ΗΥ360 και ΗΥ252, or instructor permission.

Instructor

Christos Kozanitis (kozanitis [papaki] ics.forth.gr)

Teaching Assistants

Angelos Sinogeorgos (sinog [papaki] csd.uoc.gr)

Class meetings

Monday - Wednesday 16:00 - 18:00 at H.206

Office hours

  • Instructor: schedule via email. Please include text "543" in the subject of your email
  • TA: schedule via email

Course Text

Assigned paper readings
Online documentation of technologies that we study

Grading

  • Class participation - reading discussion (30%)
  • Programming assignments (30%)
  • Project (40%)

Computation platform

Cloud credits by AWS. Students will have a credit to use compute and storage services of the Amazon cloud.

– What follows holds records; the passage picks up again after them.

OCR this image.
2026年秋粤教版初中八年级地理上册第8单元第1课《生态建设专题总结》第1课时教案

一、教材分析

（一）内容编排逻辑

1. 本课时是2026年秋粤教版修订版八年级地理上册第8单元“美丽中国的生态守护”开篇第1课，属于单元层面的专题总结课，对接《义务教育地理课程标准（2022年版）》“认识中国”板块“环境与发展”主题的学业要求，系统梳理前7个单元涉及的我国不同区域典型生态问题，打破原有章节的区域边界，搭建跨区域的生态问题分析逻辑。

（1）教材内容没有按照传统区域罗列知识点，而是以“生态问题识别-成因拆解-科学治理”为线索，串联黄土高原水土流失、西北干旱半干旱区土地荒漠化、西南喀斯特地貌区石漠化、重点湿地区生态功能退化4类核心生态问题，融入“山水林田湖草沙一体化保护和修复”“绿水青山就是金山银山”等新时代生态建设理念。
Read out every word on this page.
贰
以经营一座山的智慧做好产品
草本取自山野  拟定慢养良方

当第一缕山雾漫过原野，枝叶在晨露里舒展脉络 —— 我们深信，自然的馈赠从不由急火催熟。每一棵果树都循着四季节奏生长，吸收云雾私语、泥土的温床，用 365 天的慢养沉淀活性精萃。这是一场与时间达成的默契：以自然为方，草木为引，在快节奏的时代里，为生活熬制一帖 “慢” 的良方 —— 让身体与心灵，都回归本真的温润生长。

Registered students should use the submission folder of the first week of the class to send their uoc email address to receive access to the platform.

Course Material

Introduction
  • Big Data and Data Science
  • A Guide to functional programming with Scala
Apache Spark Architecture and programming model
  • Spark architecture
  • RDDs
  • Spark operators
  • lazy evaluation
  • Spark SQL
  • Spark tutorial + debugging advice
Introduction to Machine Learning
  • Brief introduction
  • terminology
  • supervised vs unsupervised learning
  • example pipelines
  • linear algebra review

Distributed Machine Learning
  • Scalability challenges for common problems: linear regression, logistic regression
  • Sparsity
  • Spark MLlib
  • Non numeric features: One Hot Encoding (OHE)
  • OHE Sparsity
  • Dimensionality reduction
  • Multi dimensional data

Graph Processing
  • Challenges of graph processing
  • Giraph
  • Graphlab
  • Graphx

Streaming
  • Streaming use cases
  • Storm
  • Spark Streaming  - Structured Streaming

Storage Systems
  • HDFS
  • NoSQL
  • Cassandra
  • Hbase
  • MongoDB

Data Representation
  • Serialization, Deserialization
  • Avro, Thrift, Protocol Buffers
  • Column storage
  • Dremel
  • Parquet

Cluster Management
  • Mesos
  • Yarn

Deep Learning
  • Introduction
  • Scale up vs scale out
  • MNIST image recognition
  • Tensor Flow